De même, il est prévu que
les supérieurs proches (géographiquement) soient consultés, si cela semble
opportun, avant l’acceptation d’une démission.
C’est une autre façon d’exprimer la coresponsabilité pastorale. Évidemment, la communauté, qui est la
première concernée doit aussi être consultée, à moins de circonstances
exceptionnelles qui rendent cette consultation inopportune.
La situation peut se
présenter où une démission est devenue opportune ou même nécessaire, sans que
l’intéressé ne s’en rende compte, ou sans qu’il soit prêt à faire le pas. C’est alors le rôle du Visiteur
principalement et, éventuellement de l’Abbé Général et aussi d’autres abbés et
abbesses qui lui sont proches, de l’amener à voir la situation et à prendre la
bonne décision. Il faut surtout veiller
à ne pas brouiller la ligne de démarcation très nette qu’il y a et qui doit
toujours demeurer entre une démission, qui de sa nature est entièrement libre,
et une « déposition » pour des motifs graves qui, elle est une chose
extrêmement rare.
Le premier statut qui
suit cette Constitution demande à l’abbé d’offrir sa démission lorsqu’il
atteint l’âge de 75 ans (comme doivent faire aussi les évêques – mais pas les
papes !). Il est évident que
certaines personnes, à cet âge, son encore en pleine forme et pourraient
continuer dans leur tâche durant encore plusieurs années. Mais c’est aussi l’âge où, pour la plupart
des personnes, les forces peuvent commencer à diminuer rapidement. Il a donc semblé à l’Église plus simple de
déterminer un âge où tous démissionnent normalement. Ceux qui sont encore en pleine forme peuvent
remplir alors bien d’autres services.
Certains deviennent supérieurs ad
nutum, comme certains évêques démissionnaires deviennent assistants de
jeunes évêques (ou même auxiliaires).
De toute façon, plus on
avance en âge (même longtemps avant les 75 ans), plus il faut apprendre à
lâcher prise à l’égard de beaucoup de choses.

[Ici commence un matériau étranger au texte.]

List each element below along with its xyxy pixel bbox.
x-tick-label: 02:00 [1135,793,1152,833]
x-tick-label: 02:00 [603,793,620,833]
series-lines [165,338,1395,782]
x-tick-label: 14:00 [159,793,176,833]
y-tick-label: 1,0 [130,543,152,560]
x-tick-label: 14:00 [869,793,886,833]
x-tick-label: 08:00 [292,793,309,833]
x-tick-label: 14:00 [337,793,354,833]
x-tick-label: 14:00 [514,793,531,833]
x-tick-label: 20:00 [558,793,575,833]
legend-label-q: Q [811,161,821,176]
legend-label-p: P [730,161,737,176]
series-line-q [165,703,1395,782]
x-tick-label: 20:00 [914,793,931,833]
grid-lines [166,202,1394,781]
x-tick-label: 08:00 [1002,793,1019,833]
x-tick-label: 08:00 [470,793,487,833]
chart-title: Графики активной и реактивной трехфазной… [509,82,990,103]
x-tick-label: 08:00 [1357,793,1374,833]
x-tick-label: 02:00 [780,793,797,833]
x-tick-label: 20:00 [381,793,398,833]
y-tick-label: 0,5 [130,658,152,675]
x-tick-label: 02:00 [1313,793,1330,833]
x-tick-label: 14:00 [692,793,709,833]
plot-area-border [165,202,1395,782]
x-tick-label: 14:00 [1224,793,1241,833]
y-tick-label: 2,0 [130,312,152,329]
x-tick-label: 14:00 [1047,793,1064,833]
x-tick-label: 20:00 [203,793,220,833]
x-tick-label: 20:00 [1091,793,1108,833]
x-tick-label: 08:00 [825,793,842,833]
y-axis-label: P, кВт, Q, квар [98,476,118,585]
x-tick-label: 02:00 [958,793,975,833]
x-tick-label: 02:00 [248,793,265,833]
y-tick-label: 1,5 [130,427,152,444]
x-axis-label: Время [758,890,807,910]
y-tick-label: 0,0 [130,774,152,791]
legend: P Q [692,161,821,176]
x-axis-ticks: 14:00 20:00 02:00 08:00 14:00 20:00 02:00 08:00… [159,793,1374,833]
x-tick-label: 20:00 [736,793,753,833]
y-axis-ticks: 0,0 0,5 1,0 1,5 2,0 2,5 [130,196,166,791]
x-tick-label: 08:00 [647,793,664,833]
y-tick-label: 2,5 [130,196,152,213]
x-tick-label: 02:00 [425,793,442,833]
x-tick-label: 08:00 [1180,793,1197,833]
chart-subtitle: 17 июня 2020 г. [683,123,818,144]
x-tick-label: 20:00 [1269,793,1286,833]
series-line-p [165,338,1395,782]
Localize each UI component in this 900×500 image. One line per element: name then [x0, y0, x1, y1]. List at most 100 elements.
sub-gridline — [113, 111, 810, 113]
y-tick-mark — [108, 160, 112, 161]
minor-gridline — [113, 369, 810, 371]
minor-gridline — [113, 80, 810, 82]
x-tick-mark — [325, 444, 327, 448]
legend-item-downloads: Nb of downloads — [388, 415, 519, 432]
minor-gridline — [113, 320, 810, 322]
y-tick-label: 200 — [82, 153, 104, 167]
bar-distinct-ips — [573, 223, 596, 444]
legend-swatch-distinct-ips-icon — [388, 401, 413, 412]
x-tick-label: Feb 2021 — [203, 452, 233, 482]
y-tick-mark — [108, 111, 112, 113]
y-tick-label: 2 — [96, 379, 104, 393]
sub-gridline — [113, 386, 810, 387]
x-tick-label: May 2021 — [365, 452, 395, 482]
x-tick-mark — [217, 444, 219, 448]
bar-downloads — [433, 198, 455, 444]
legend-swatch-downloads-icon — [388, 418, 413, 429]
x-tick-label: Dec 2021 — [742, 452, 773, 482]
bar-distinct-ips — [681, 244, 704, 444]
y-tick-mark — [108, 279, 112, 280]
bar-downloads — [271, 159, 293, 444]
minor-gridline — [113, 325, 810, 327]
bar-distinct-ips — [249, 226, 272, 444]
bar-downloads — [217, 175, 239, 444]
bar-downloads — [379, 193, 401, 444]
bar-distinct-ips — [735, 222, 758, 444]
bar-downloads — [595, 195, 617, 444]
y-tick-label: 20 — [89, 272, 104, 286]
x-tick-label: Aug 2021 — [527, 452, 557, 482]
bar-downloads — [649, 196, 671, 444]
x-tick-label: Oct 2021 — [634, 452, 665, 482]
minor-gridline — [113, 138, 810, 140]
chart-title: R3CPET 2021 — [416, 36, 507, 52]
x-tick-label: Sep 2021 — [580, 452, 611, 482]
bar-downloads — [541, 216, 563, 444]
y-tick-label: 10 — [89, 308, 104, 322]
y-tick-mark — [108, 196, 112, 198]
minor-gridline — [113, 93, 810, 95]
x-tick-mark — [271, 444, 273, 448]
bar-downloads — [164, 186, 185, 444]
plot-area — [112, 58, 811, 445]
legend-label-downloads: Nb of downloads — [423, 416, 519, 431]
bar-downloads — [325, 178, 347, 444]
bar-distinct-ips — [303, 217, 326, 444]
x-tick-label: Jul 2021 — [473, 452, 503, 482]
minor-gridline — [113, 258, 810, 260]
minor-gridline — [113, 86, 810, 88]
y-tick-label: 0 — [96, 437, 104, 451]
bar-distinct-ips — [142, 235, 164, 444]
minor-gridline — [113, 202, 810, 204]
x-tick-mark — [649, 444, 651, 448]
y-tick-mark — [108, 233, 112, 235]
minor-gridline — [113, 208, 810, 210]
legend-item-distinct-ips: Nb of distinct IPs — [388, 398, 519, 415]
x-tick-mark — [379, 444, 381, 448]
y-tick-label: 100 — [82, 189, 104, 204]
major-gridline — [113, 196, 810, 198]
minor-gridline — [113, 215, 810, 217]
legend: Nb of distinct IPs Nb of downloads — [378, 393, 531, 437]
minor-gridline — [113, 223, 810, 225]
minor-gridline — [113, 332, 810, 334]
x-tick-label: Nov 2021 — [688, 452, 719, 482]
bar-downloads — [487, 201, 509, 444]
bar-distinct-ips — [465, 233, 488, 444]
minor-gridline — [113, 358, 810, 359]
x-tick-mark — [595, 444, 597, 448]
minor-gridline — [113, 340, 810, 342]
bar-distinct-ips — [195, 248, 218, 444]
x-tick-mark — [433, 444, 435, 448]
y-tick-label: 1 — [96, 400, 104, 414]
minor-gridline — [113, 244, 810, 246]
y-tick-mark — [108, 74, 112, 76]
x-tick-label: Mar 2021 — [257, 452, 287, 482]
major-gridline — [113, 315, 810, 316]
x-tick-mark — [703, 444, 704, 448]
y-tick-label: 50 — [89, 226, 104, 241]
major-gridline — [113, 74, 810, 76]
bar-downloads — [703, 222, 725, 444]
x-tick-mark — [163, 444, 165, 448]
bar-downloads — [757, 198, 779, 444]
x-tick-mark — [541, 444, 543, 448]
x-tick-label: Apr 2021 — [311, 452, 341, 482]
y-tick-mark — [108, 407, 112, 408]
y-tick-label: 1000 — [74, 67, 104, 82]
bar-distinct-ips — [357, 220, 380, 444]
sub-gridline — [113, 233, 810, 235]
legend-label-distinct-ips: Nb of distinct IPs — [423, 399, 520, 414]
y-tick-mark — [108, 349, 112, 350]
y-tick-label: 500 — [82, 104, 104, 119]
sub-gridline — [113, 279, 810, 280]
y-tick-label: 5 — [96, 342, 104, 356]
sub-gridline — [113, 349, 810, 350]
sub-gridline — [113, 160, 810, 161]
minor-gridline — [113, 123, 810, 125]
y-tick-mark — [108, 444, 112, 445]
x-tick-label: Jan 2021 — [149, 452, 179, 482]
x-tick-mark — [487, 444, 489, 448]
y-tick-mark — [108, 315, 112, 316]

La présence dans une communauté d’un ancien abbé qui donne l’exemple
d’une personne libérée et pacifiée, est très précieuse. Il y a sans doute des situations où un
éloignement provisoire de l’ancien supérieur peut être opportune, mais il
serait injuste d’en faire une règle. La
place d’un abbé démissionnaire est dans la communauté qu’il a servie comme abbé
et qu’il continue de servir autrement.
J’aime beaucoup une
image tirée du poème L’Odyssée d’Homère, où Ulysse,
après avoir parcouru les mers, doit finalement apprendre à planter sa rame dans
le sol, sur le rivage.
Pour chacun de nous
l’entrée dans notre patrie céleste surviendra lorsque, notre voyage terrestre
terminé, nous lâcherons totalement prise après avoir planté notre rame dans le
sol. Avant d’arriver là, nous aurons dû,
si nous voulons atteindre un degré suffisant de paix et de sérénité, apprendre
à lâcher prise à l’égard de bien des
choses.
Ce que fait l’abbé qui
offre sa démission, chacun de nous doit le faire chaque jour
de mille et une façons. L’important
est de toujours le faire consciemment et sereinement et non pas de le subir.